Portali, chat, gruppi di discussione, siti personali dei campioni delle varie discipline, siti dedicati ai fantasport costituiscono i poli ideali di un'immensa comunità virtuale che su Internet si riunisce in nome della comune passione per lo sport in tutti i suoi aspetti. In essa i navigatori interagiscono fra loro e con i protagonisti dei loro sport preferiti, ricostruendo nel ciberspazio quelle forme di legame sociale legate allo sport che i ritmi di vita delle società post-moderne e la progressiva trasformazione dello sport in un vero e proprio settore economico avevano in qualche modo fatto perdere.
Messa a confronto con questo aspetto interazionale e comunitario, la semplice fruizione dell'informazione sportiva sulla rete perde di originalità. I grandi siti dedicati allo sport, le sezioni sportive dei grandi portali, le versioni on-line dei grandi quotidiani sportivi ‒ uno dei siti sportivi di maggiore successo in Italia è quello della Gazzetta dello sport (http://www.gazzetta.it) ‒ non sono che la riproduzione su Internet dei comuni giornali di settore.
Naturalmente Internet è uno specchio fedele dei rapporti di forza vigenti nel mondo reale. Gli sport più seguiti e che godono quindi del giro di affari più considerevole sono anche quelli più rappresentati in rete. D'altra parte la maggiore facilità nell'accedere alla comunicazione su Internet ‒ intendendo per accesso non solo la fruizione in qualità di utenti ma anche in qualità di produttori di contenuti ‒ ha reso possibile utilizzare la rete per dare visibilità a discipline e iniziative altrimenti assai poco rappresentate sui media tradizionali. E non si deve dimenticare che la rete permette all'utente di interagire con chi ha messo on-line il contenuto e con altri utenti che come lui navigano su un determinato sito.

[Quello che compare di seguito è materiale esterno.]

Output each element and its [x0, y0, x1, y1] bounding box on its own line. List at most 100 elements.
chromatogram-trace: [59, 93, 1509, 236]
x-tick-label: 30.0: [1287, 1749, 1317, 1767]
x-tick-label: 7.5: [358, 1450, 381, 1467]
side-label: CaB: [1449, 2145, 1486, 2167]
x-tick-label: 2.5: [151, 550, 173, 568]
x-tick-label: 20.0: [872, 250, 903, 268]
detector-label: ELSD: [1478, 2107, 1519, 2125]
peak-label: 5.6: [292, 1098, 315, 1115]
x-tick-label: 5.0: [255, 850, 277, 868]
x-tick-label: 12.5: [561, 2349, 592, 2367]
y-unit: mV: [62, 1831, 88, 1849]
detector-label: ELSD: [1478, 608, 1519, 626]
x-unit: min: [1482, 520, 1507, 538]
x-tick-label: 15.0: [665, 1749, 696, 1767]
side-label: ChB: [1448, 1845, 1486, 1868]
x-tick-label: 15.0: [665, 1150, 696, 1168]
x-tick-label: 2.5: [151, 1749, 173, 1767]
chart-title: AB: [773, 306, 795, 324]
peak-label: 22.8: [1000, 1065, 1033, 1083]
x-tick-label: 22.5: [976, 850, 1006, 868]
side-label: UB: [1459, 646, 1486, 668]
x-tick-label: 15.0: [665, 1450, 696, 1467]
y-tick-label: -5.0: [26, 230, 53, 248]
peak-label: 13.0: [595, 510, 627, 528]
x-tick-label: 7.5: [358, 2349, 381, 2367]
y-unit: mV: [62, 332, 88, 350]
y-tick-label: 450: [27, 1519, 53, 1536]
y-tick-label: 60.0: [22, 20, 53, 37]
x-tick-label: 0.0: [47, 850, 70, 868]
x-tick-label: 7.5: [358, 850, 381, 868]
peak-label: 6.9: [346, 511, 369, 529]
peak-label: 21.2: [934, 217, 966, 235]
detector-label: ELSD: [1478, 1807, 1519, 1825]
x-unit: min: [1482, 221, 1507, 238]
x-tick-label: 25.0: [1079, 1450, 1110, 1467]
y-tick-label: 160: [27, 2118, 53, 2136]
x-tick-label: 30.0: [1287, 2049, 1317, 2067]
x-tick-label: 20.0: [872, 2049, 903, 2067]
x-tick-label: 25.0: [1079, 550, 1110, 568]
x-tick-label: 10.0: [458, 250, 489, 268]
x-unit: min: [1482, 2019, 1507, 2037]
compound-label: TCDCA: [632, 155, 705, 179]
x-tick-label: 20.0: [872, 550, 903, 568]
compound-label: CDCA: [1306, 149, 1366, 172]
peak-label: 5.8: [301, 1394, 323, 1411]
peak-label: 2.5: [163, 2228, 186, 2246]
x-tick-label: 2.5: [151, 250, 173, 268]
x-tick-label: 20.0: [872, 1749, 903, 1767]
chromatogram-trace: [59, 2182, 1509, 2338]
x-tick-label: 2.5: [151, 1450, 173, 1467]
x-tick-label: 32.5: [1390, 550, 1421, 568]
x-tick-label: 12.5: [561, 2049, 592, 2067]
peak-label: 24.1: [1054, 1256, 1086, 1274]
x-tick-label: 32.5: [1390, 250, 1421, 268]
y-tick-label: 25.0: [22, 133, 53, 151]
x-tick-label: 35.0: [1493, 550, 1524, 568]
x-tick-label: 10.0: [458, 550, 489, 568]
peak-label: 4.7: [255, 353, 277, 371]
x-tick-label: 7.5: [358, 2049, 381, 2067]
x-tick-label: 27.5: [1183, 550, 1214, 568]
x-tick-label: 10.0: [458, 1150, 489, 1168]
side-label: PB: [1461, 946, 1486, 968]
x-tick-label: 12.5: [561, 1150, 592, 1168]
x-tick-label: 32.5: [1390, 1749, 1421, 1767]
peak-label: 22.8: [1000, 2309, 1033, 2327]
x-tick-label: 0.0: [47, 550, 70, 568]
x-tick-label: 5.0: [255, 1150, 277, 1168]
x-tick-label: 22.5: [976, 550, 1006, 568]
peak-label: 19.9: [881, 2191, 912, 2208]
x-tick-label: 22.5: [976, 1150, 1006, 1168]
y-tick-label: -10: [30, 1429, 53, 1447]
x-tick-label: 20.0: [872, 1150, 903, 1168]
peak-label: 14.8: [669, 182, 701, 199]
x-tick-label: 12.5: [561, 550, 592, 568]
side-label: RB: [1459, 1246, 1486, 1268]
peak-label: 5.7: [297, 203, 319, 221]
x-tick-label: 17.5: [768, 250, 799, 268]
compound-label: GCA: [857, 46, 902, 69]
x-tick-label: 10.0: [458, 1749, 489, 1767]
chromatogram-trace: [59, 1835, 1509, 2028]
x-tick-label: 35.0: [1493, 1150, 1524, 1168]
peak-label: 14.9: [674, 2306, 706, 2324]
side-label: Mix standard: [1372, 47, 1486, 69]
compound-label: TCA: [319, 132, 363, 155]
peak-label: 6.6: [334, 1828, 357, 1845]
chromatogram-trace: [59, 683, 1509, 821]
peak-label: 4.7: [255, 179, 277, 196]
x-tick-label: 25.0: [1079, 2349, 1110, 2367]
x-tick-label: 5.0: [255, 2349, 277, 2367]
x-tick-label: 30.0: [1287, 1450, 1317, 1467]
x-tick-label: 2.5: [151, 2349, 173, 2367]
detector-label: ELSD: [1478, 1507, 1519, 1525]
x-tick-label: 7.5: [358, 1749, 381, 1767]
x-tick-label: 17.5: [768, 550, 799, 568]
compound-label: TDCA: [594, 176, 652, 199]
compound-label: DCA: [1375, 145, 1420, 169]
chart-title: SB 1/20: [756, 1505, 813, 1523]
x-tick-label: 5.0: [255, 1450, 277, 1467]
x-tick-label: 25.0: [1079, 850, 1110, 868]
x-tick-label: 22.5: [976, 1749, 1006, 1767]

Infine c'è da considerare l'aspetto legato alla pratica sportiva diffusa. Sulla spinta delle mode culturali che impongono sempre più cura e attenzione per il proprio corpo, Internet si sta trasformando in un punto di riferimento per milioni di dilettanti che, tramite la rete, possono impostare un programma di allenamento e una relativa dieta, chiedere consigli a esperti, commentare i propri progressi e le proprie difficoltà. Una possibilità che prima era limitata e circoscritta a pochi.
Da questo punto di vista, grazie alle passioni che suscita, lo sport è uno dei settori in cui le potenzialità innovative della comunicazione on-line si esplicano pienamente: analizzare il mondo dello sport sulla rete, quindi, è interessante non solo per chi si occupa di sport, ma anche per chi cerchi di capire e interpretare gli effetti sociali e culturali dei nuovi media.